Ami lecteur, j'ai un souci : il faut que j'écrive pour demain matin un récit à la deuxième personne, en forme de dialogue. Je te la fais courte : il est 23 heures, j’ai glandé devant la télévision au lieu de m’y coller et maintenant je n’ai plus le choix. Je suis forcé de m’adresser à toi !

— A moi ?

— Ben oui, à qui d’autre ? Tu crois que ça se bouscule, les lecteurs dispo un dimanche soir pour aider un écrivain à la ramasse ?

— C’est-à-dire que je ne vois pas bien ce que je peux faire !

— Je viens de te le dire : dialoguer avec moi. 4 500 caractères max, l’animatrice est très stricte là-dessus, tu verras, on y arrive vite.

— Pourquoi pas, après tout. J’ai fini ma lettre pour le jury du livre Inter, mais ça marche jamais. Alors, autant aider un écrivain en chair et en os. On va parler de quoi ?

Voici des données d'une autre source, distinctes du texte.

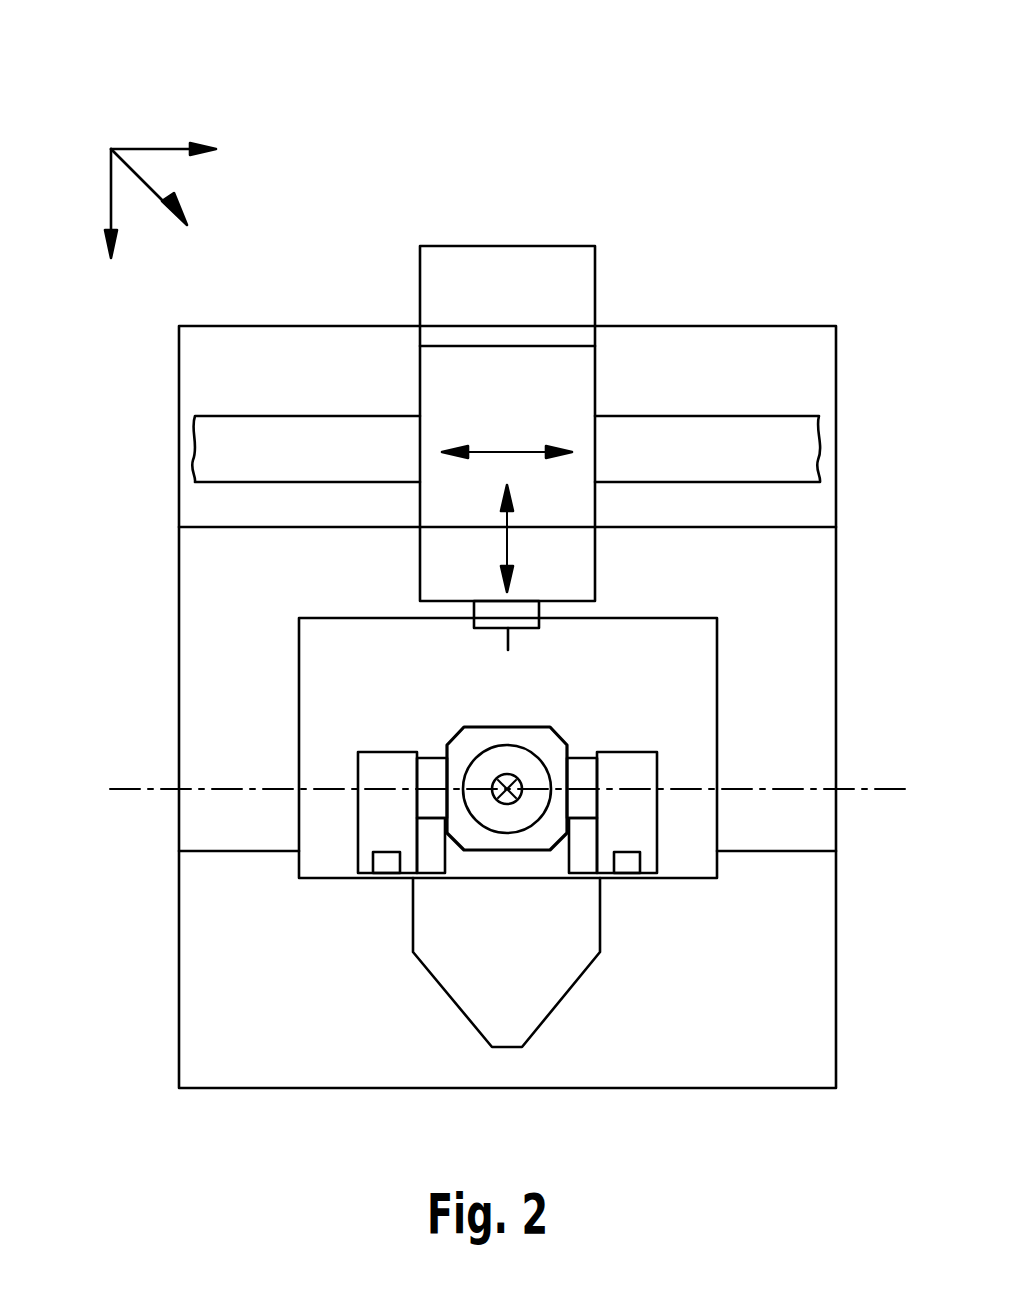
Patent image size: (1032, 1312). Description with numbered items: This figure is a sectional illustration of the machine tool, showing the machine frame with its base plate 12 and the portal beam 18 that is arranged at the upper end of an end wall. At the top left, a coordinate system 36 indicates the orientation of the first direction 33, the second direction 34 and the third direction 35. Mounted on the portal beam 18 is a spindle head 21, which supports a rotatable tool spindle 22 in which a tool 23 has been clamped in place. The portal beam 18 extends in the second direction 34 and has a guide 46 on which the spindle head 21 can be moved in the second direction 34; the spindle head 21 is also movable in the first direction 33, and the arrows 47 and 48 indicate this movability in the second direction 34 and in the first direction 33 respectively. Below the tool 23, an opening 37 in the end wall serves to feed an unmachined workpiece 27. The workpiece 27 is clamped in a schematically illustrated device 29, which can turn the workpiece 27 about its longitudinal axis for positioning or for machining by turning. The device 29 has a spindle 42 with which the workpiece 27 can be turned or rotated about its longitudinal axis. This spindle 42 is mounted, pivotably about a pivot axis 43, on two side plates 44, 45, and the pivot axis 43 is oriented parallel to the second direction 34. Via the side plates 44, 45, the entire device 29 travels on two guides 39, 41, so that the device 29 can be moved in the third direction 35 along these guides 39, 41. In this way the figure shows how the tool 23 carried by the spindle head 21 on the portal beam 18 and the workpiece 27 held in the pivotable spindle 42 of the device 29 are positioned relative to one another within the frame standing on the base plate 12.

The base plate 12 is at (245, 1046).
The portal beam 18 is at (723, 384).
The spindle head 21 is at (540, 430).
The tool spindle 22 is at (528, 618).
The tool 23 is at (512, 642).
The workpiece 27 is at (513, 800).
The device 29 is at (508, 797).
The first direction 33 is at (110, 189).
The second direction 34 is at (171, 147).
The third direction 35 is at (143, 189).
The coordinate system 36 is at (132, 146).
The opening 37 is at (690, 660).
The guide 39 is at (386, 868).
The guide 41 is at (631, 868).
The spindle 42 is at (527, 765).
The pivot axis 43 is at (805, 789).
The side plate 44 is at (376, 828).
The side plate 45 is at (639, 829).
The guide 46 is at (793, 453).
The arrow 47 is at (486, 450).
The arrow 48 is at (509, 538).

— Pas parler, écrire ! On va écrire à deux mains, comme Erckmann-Chatrian, Boileau-Narcejac, Zadig et Voltaire, Colette et Willy, enfin surtout Colette. On prend une phrase de départ et on improvise tour à tour.

— D’accord ! Une idée de début ?

— Pas la moindre ! Je comptais sur toi : les lecteurs ont toujours des idées de récits qu’ils n’écriront jamais. Tu as forcément en tête une phrase que tu rêves de placer ?

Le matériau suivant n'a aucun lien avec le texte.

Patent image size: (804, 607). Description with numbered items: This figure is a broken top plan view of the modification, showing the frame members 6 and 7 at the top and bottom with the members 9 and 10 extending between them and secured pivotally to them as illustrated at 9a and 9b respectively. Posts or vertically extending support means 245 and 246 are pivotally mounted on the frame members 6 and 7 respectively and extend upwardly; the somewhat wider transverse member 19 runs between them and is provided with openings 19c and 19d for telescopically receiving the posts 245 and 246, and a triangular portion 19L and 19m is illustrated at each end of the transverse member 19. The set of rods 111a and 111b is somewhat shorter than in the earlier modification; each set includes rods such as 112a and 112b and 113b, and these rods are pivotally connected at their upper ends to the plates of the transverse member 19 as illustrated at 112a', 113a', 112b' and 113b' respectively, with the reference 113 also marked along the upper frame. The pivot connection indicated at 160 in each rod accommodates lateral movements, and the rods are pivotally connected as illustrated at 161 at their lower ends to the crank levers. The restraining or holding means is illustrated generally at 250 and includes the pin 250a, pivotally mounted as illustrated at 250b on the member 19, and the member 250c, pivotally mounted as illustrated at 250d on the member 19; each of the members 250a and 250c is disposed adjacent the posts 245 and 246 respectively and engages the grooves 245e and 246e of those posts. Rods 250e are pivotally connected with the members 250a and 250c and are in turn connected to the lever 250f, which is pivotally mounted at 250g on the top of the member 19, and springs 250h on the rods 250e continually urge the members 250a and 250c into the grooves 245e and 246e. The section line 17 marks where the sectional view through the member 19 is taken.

— C’est pas faux. En fait, j’ai bien quelque chose qui pourrait faire l’affaire, mais je suis même pas sûr que ce soit si original que ça.

— Vas-y, accouche, on n’a pas toute la nuit, et on a déjà bouffé 1.500 caractères !

— OK ! Alors, je te propose "Ça a débuté comme ça."

— Ah ! Démarrer avec un hiatus, c'est gonflé. Et question scénario, tu te mouilles pas ! En tout cas, une phrase aussi banale et bancale, tu peux être certain qu’elle est de toi. Bon, j’enchaîne : "La veille, il s’était couché de bonne heure ; un peu fiévreux, mais sans s’inquiéter outre mesure."

— Non ! Tu vas la jouer coronavirus ? C’est n’importe quoi !

— Attends ! T’es gentil, mais nous, les amateurs, on est obligés de surfer sur l’actualité pour accrocher le lecteur ! Je suis pas Hugo, moi, j’écris pas pour l’éternité ! Allez, poursuis, au lieu de râler !

— Bon : "Le lendemain, la toux sèche et la montée de température le décidèrent à téléphoner au SAMU."

— Pas mal ! Sobre, efficace, on est dans l’action. Je raffole pas du passé simple, mais ton incipit ne nous laisse pas le choix. Ensuite ? Ensuite… tiens : "Le médecin confirma le diagnostic : c’était bien le coronavirus. Son état se dégradant très vite, on l’amena directement en réanimation."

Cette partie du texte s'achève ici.